Among the factors that hinder house-buying are cost and the lack of credit. “Housing in Mozambique is very expensive,” Mohlmann says. “The big problem in Mozambique is that there isn’t a strong real estate market, there are no mortgages, and there is little microcredit.”
According to UN-Habitat, those living in cities need to earn six to eight times the average salary in order to gain access to funding, and even this system is not accessible to the entire population. “I think that access to housing should be improved gradually. Financial institutions should be more open to financing loans for building or buying houses,” Mohlman suggests.
Mohlmann was speaking at a World Habitat Day event on Saturday which saw he presentation of the Mozambique National Report for the Global Habitat III Conference. The report, by Albino Mazembe, says that housing has not been a priority for African governments, particularly Mozambique.
“In Africa, urban issues are not paramount. There are other agendas, such as poverty, industrial development and agrarian development, so urban housing issues are relegated to the background. For lower-income social strata, housing has been a problem they must solve on their own. There are few forces, either in the private sector or civil society, that intervene in this field,” Mazembe says.
The report also points to weaknesses in public housing policies. “The country has been in the process of developing strategies which are often not backed up by specific programmes that can ensure widespread roll-out. Although specific policies for housing development have existed since national independence, they find no basis in urban growth in general,” Mazembe says.
Mazembe draws attention to the fact that policies and strategies are developed at the central level, whereas, in his view, they should be decentralised and implemented by the municipalities, because they are better aware of the territory and population to be housed in these spaces.

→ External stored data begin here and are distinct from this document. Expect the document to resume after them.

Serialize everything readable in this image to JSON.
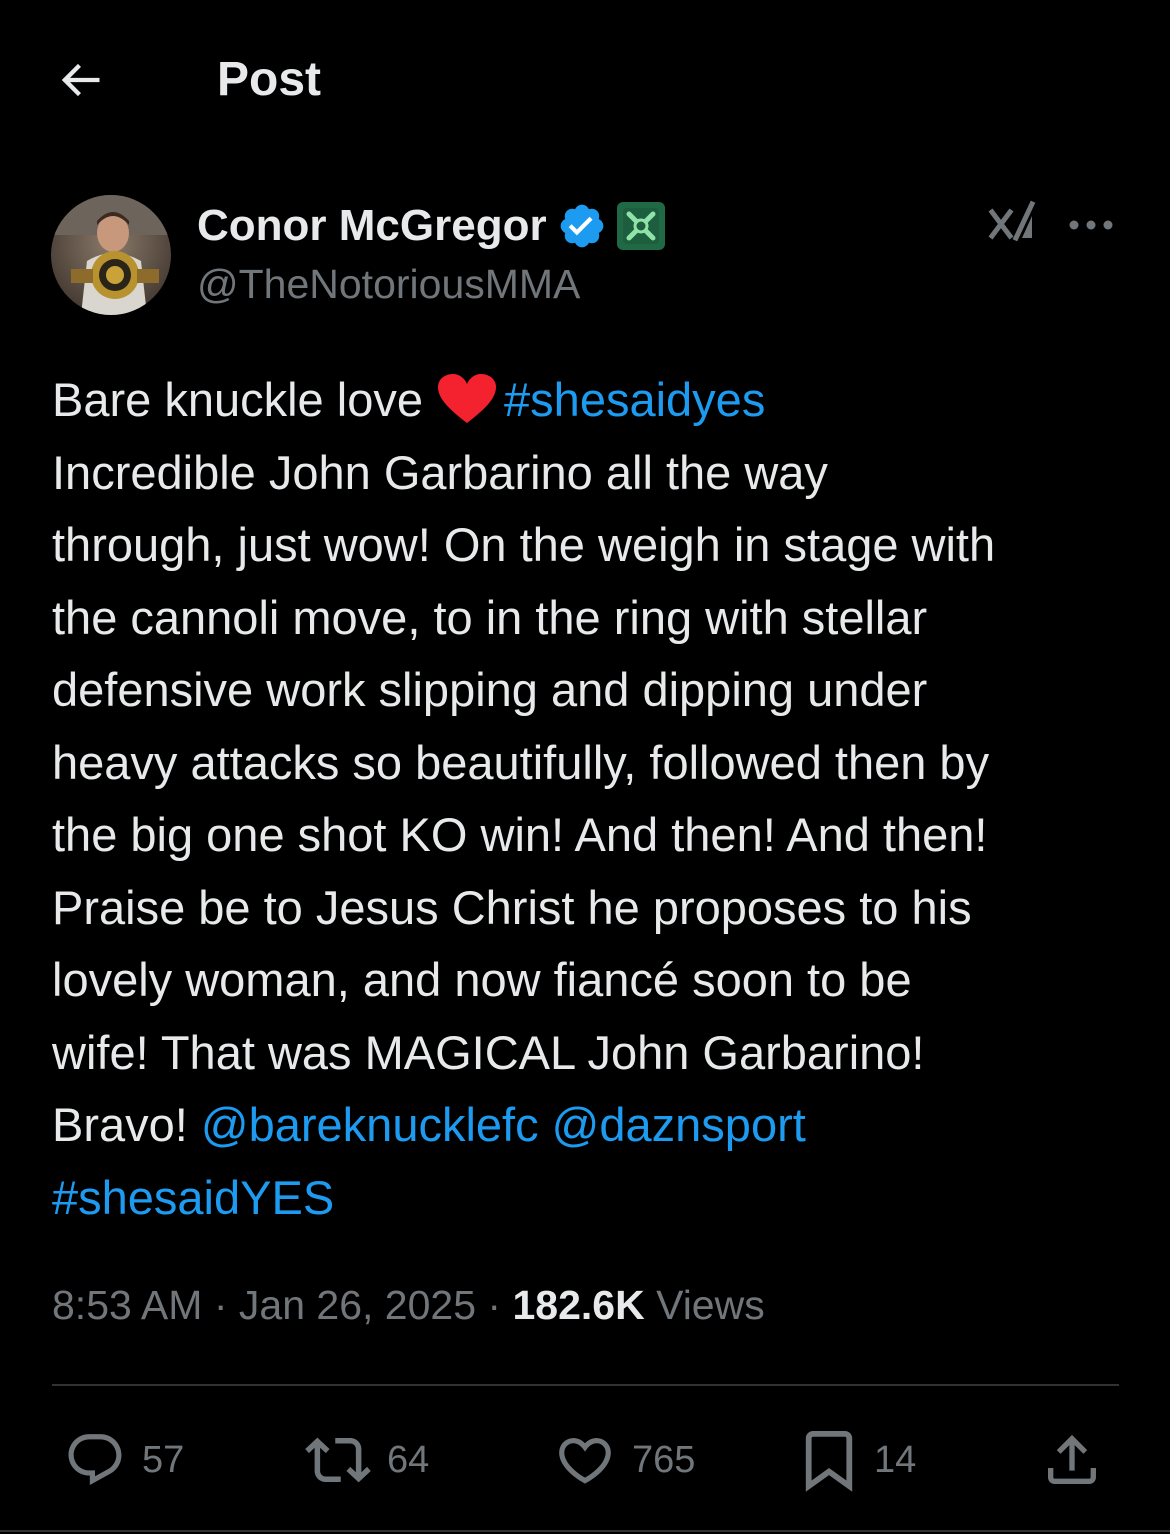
{
  "header": {
    "title": "Post"
  },
  "author": {
    "display_name": "Conor McGregor",
    "handle": "@TheNotoriousMMA"
  },
  "tweet": {
    "lines": [
      [
        "Bare knuckle love ",
        "#shesaidyes"
      ],
      [
        "Incredible John Garbarino all the way"
      ],
      [
        "through, just wow! On the weigh in stage with"
      ],
      [
        "the cannoli move, to in the ring with stellar"
      ],
      [
        "defensive work slipping and dipping under"
      ],
      [
        "heavy attacks so beautifully, followed then by"
      ],
      [
        "the big one shot KO win! And then! And then!"
      ],
      [
        "Praise be to Jesus Christ he proposes to his"
      ],
      [
        "lovely woman, and now fiancé soon to be"
      ],
      [
        "wife! That was MAGICAL John Garbarino!"
      ],
      [
        "Bravo! ",
        "@bareknucklefc",
        " ",
        "@daznsport"
      ],
      [
        "#shesaidYES"
      ]
    ],
    "line1_text": "Bare knuckle love",
    "hashtag1": "#shesaidyes",
    "line2": "Incredible John Garbarino all the way",
    "line3": "through, just wow! On the weigh in stage with",
    "line4": "the cannoli move, to in the ring with stellar",
    "line5": "defensive work slipping and dipping under",
    "line6": "heavy attacks so beautifully, followed then by",
    "line7": "the big one shot KO win! And then! And then!",
    "line8": "Praise be to Jesus Christ he proposes to his",
    "line9": "lovely woman, and now fiancé soon to be",
    "line10": "wife! That was MAGICAL John Garbarino!",
    "line11_text": "Bravo!",
    "mention1": "@bareknucklefc",
    "mention2": "@daznsport",
    "hashtag2": "#shesaidYES",
    "emoji": "heart-emoji"
  },
  "meta": {
    "time": "8:53 AM",
    "sep1": "·",
    "date": "Jan 26, 2025",
    "sep2": "·",
    "views_count": "182.6K",
    "views_label": "Views"
  },
  "actions": {
    "replies": "57",
    "reposts": "64",
    "likes": "765",
    "bookmarks": "14"
  },
  "icons": {
    "back": "back-arrow-icon",
    "verified": "verified-badge-icon",
    "affiliate": "affiliate-badge-icon",
    "grok": "grok-icon",
    "more": "more-icon",
    "reply": "reply-icon",
    "repost": "repost-icon",
    "like": "like-icon",
    "bookmark": "bookmark-icon",
    "share": "share-icon"
  },
  "colors": {
    "background": "#000000",
    "text": "#e7e9ea",
    "secondary": "#71767b",
    "link": "#1d9bf0",
    "heart": "#f4212e",
    "divider": "#2f3336"
  }
}
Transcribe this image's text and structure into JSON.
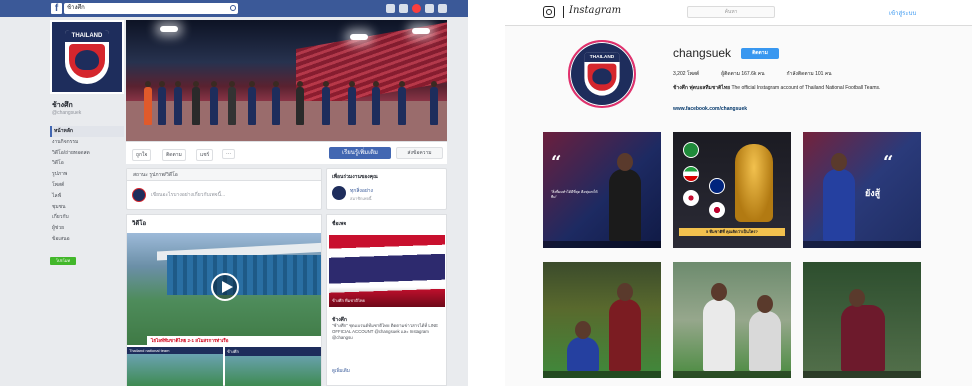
{
  "colors": {
    "facebook_blue": "#3b5998",
    "facebook_button": "#4267b2",
    "facebook_bg": "#e9ebee",
    "instagram_blue": "#3897f0",
    "team_navy": "#1e2d5c",
    "team_red": "#d5262d"
  },
  "facebook": {
    "logo": "f",
    "search_value": "ช้างศึก",
    "profile": {
      "crest_text": "THAILAND",
      "name": "ช้างศึก",
      "handle": "@changsuek"
    },
    "nav": [
      "หน้าหลัก",
      "งานกิจกรรม",
      "วิดีโอ/ถ่ายทอดสด",
      "วิดีโอ",
      "รูปภาพ",
      "โพสต์",
      "ไลฟ์",
      "ชุมชน",
      "เกี่ยวกับ",
      "ผู้ช่วย",
      "ข้อเสนอ"
    ],
    "promote_label": "โปรโมท",
    "actions": {
      "like": "ถูกใจ",
      "follow": "ติดตาม",
      "share": "แชร์",
      "more": "···",
      "cta": "เรียนรู้เพิ่มเติม",
      "message": "ส่งข้อความ"
    },
    "composer": {
      "tabs": "สถานะ  รูปภาพ/วิดีโอ",
      "placeholder": "เขียนอะไรบางอย่างเกี่ยวกับเพจนี้..."
    },
    "videos": {
      "title": "วิดีโอ",
      "caption": "ไฮไลท์ทีมชาติไทย 2-1 สโมสรการท่าเรือ",
      "thumb1_label": "Thailand national team",
      "thumb2_label": "ช้างศึก"
    },
    "side_box": {
      "title": "เพื่อนร่วมงานของคุณ",
      "name": "ทุกสิ่งอย่าง",
      "sub": "สมาชิกเพจนี้"
    },
    "side_post": {
      "title": "ชื่อเพจ",
      "image_caption": "ช้างศึก ทีมชาติไทย",
      "post_title": "ช้างศึก",
      "post_body": "\"ช้างศึก\" ชุดแบรนด์ทีมชาติไทย ติดตามข่าวสารได้ที่ LINE OFFICIAL ACCOUNT @changsuek และ Instagram @changsu",
      "more": "ดูเพิ่มเติม"
    }
  },
  "instagram": {
    "wordmark": "Instagram",
    "search_placeholder": "ค้นหา",
    "login_label": "เข้าสู่ระบบ",
    "username": "changsuek",
    "follow_label": "ติดตาม",
    "stats": {
      "posts": "3,202 โพสต์",
      "followers": "ผู้ติดตาม 167.6k คน",
      "following": "กำลังติดตาม 101 คน"
    },
    "bio_name": "ช้างศึก ฟุตบอลทีมชาติไทย",
    "bio_text": "The official Instagram account of Thailand National Football Teams.",
    "link": "www.facebook.com/changsuek",
    "posts": [
      {
        "type": "quote",
        "caption": "\"สิ่งที่ผมทำได้ดีที่สุด คือทุ่มเทให้ทีม\""
      },
      {
        "type": "world-cup",
        "caption": "5 ทีมชาติที่ คุณคิดว่าเป็นใคร?"
      },
      {
        "type": "quote",
        "caption": "ยังสู้"
      },
      {
        "type": "photo"
      },
      {
        "type": "photo"
      },
      {
        "type": "photo"
      }
    ]
  }
}
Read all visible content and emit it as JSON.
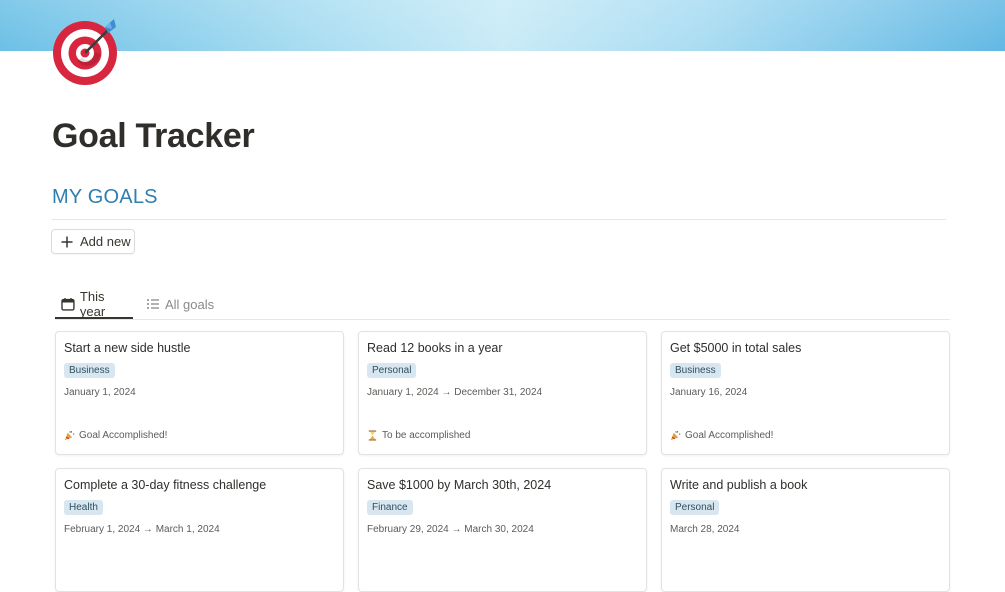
{
  "page": {
    "title": "Goal Tracker",
    "icon": "target-dart-icon"
  },
  "section": {
    "heading": "MY GOALS"
  },
  "toolbar": {
    "add_new_label": "Add new"
  },
  "tabs": [
    {
      "label": "This year",
      "icon": "calendar-icon",
      "active": true
    },
    {
      "label": "All goals",
      "icon": "list-icon",
      "active": false
    }
  ],
  "goals": [
    {
      "title": "Start a new side hustle",
      "tag": "Business",
      "date": "January 1, 2024",
      "status": "Goal Accomplished!",
      "status_icon": "party-popper-icon"
    },
    {
      "title": "Read 12 books in a year",
      "tag": "Personal",
      "date": "January 1, 2024 → December 31, 2024",
      "status": "To be accomplished",
      "status_icon": "hourglass-icon"
    },
    {
      "title": "Get $5000 in total sales",
      "tag": "Business",
      "date": "January 16, 2024",
      "status": "Goal Accomplished!",
      "status_icon": "party-popper-icon"
    },
    {
      "title": "Complete a 30-day fitness challenge",
      "tag": "Health",
      "date": "February 1, 2024 → March 1, 2024",
      "status": "",
      "status_icon": ""
    },
    {
      "title": "Save $1000 by March 30th, 2024",
      "tag": "Finance",
      "date": "February 29, 2024 → March 30, 2024",
      "status": "",
      "status_icon": ""
    },
    {
      "title": "Write and publish a book",
      "tag": "Personal",
      "date": "March 28, 2024",
      "status": "",
      "status_icon": ""
    }
  ],
  "colors": {
    "heading_blue": "#2f7fb0",
    "tag_bg": "#d7e6ef",
    "cover_gradient_start": "#6cc0e6",
    "cover_gradient_mid": "#c9ebf7",
    "target_red": "#d7263d"
  }
}
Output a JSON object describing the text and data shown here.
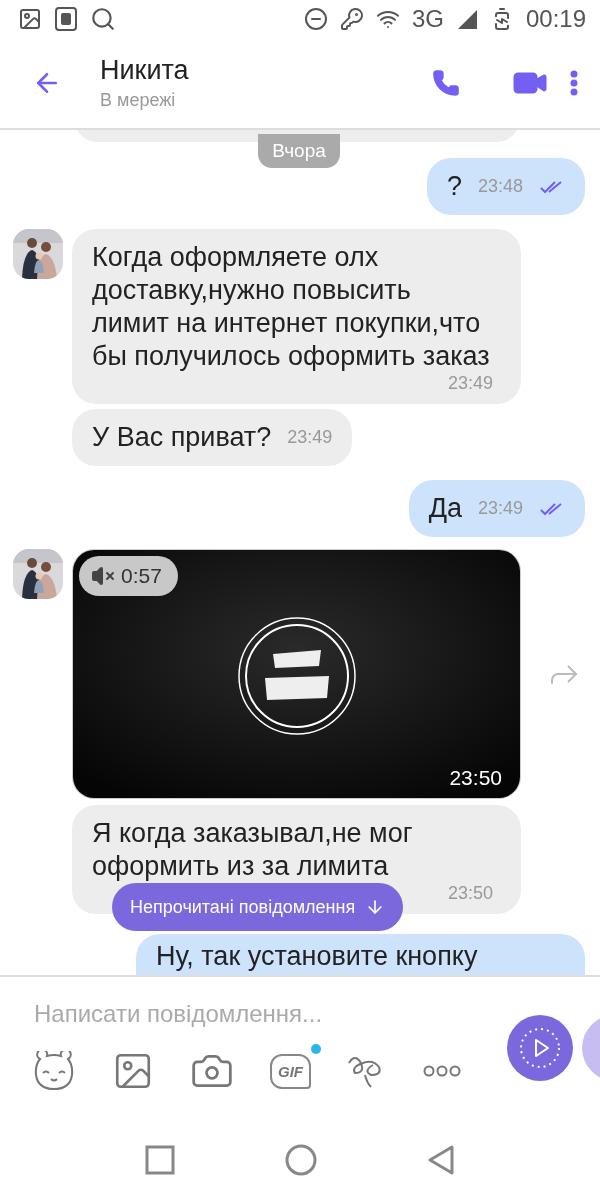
{
  "status_bar": {
    "network": "3G",
    "time": "00:19"
  },
  "header": {
    "name": "Никита",
    "status": "В мережі"
  },
  "messages": [
    {
      "kind": "date",
      "text": "Вчора"
    },
    {
      "kind": "outgoing",
      "text": "?",
      "time": "23:48",
      "read": true
    },
    {
      "kind": "incoming",
      "avatar": true,
      "text": "Когда оформляете олх доставку,нужно повысить лимит на интернет покупки,что бы получилось оформить заказ",
      "time": "23:49"
    },
    {
      "kind": "incoming",
      "avatar": false,
      "text": "У Вас приват?",
      "time": "23:49"
    },
    {
      "kind": "outgoing",
      "text": "Да",
      "time": "23:49",
      "read": true
    },
    {
      "kind": "video",
      "avatar": true,
      "muted": true,
      "duration": "0:57",
      "time": "23:50"
    },
    {
      "kind": "incoming",
      "avatar": false,
      "text": "Я когда заказывал,не мог оформить из за лимита",
      "time": "23:50"
    },
    {
      "kind": "outgoing_cut",
      "text": "Ну, так установите кнопку"
    }
  ],
  "unread_banner": "Непрочитані повідомлення",
  "composer": {
    "placeholder": "Написати повідомлення...",
    "tools": [
      {
        "kind": "sticker"
      },
      {
        "kind": "gallery"
      },
      {
        "kind": "camera"
      },
      {
        "kind": "gif",
        "label": "GIF",
        "new": true
      },
      {
        "kind": "doodle"
      },
      {
        "kind": "more"
      }
    ]
  }
}
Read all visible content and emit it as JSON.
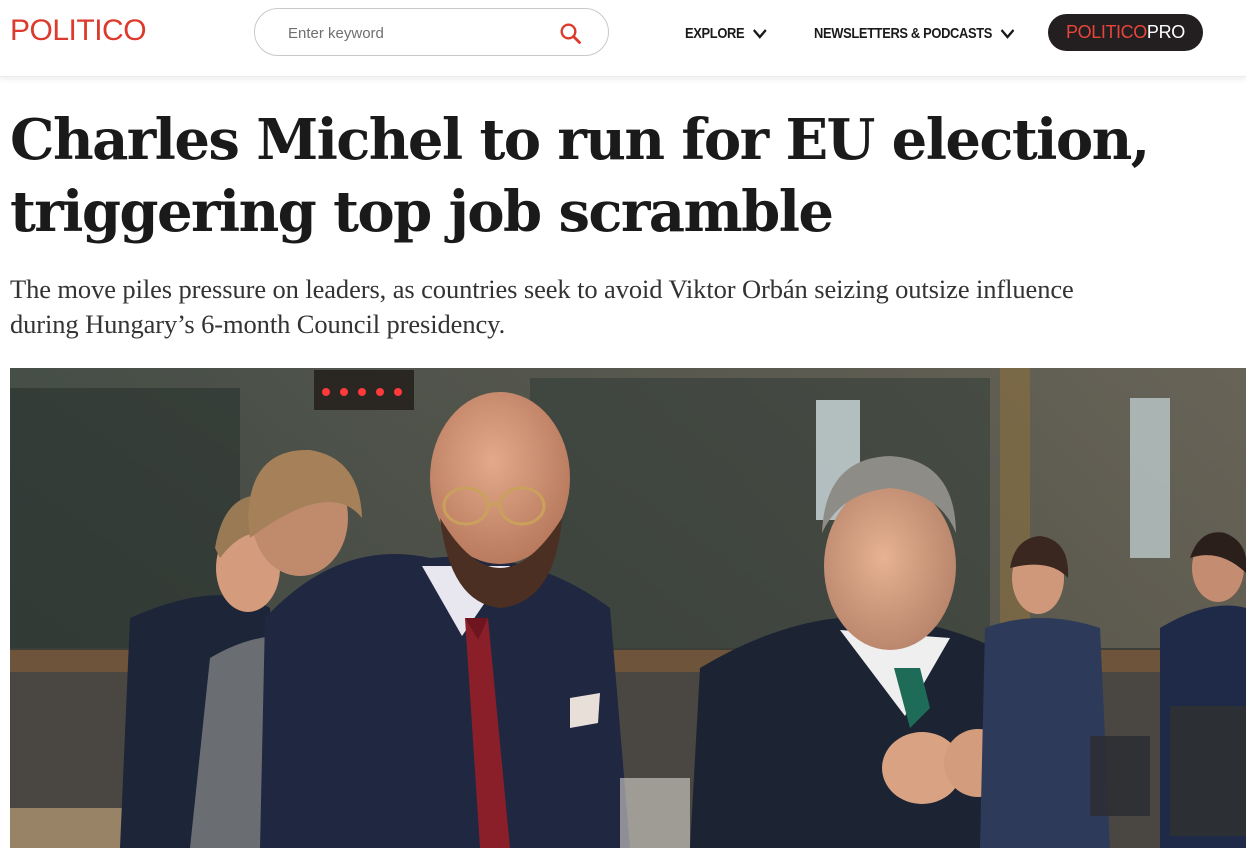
{
  "header": {
    "logo": "POLITICO",
    "search": {
      "placeholder": "Enter keyword",
      "value": ""
    },
    "nav": [
      {
        "label": "EXPLORE"
      },
      {
        "label": "NEWSLETTERS & PODCASTS"
      }
    ],
    "pro_button": {
      "part1": "POLITICO",
      "part2": "PRO"
    }
  },
  "article": {
    "headline": "Charles Michel to run for EU election, triggering top job scramble",
    "dek": "The move piles pressure on leaders, as countries seek to avoid Viktor Orbán seizing outsize influence during Hungary’s 6-month Council presidency."
  },
  "colors": {
    "brand_red": "#dc3a2d",
    "pro_bg": "#231f20",
    "text_dark": "#1a1a1a"
  },
  "icons": {
    "search": "search-icon",
    "dropdown": "chevron-down-icon"
  }
}
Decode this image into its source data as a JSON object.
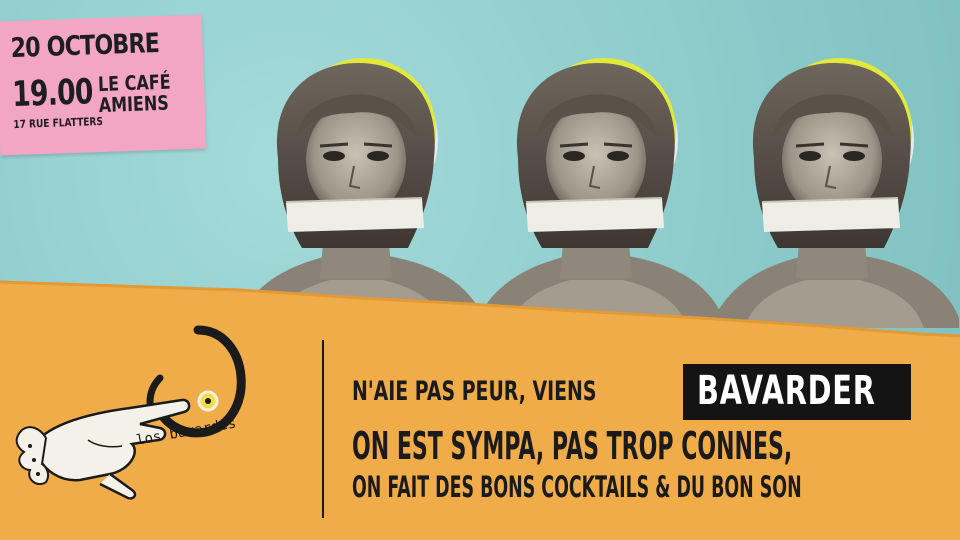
{
  "event": {
    "date": "20 OCTOBRE",
    "time": "19.00",
    "venue_line1": "LE CAFÉ",
    "venue_line2": "AMIENS",
    "address": "17 RUE FLATTERS"
  },
  "tagline": {
    "line1_prefix": "N'AIE PAS PEUR, VIENS",
    "line1_highlight": "BAVARDER",
    "line2": "ON EST SYMPA, PAS TROP CONNES,",
    "line3": "ON FAIT DES BONS COCKTAILS & DU BON SON"
  },
  "logo": {
    "name": "los bavardes"
  },
  "colors": {
    "sky": "#8fcfcf",
    "paper_orange": "#f1ac4a",
    "ticket_pink": "#f3a6c4",
    "halo_yellow": "#e3e93a",
    "ink": "#1b1b1b"
  },
  "icons": [
    "pointing-hand-icon",
    "los-bavardes-logo-icon"
  ]
}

The author of the report also says that movement from the countryside to the cities has increased rapidly, but the government’s response to land-use planning has been slow.
“The government, at both the central and local levels, has not had the answer or the necessary time to prepare for this invasion of people from the countryside. So what is available in most cases is either insufficient or incomplete, and this causes our cities to accumulate informal settlements, because people live in cities lacking basic conditions and without the conditions conducive to social well-being,” Mazembe concludes.
UN-Habitat is working with the Ministry of Public Works, Housing and Water Resources to devise and publicise ways to make housing more resilient to natural disasters and to create a new housing policy. The current policy has been in effect since 2011.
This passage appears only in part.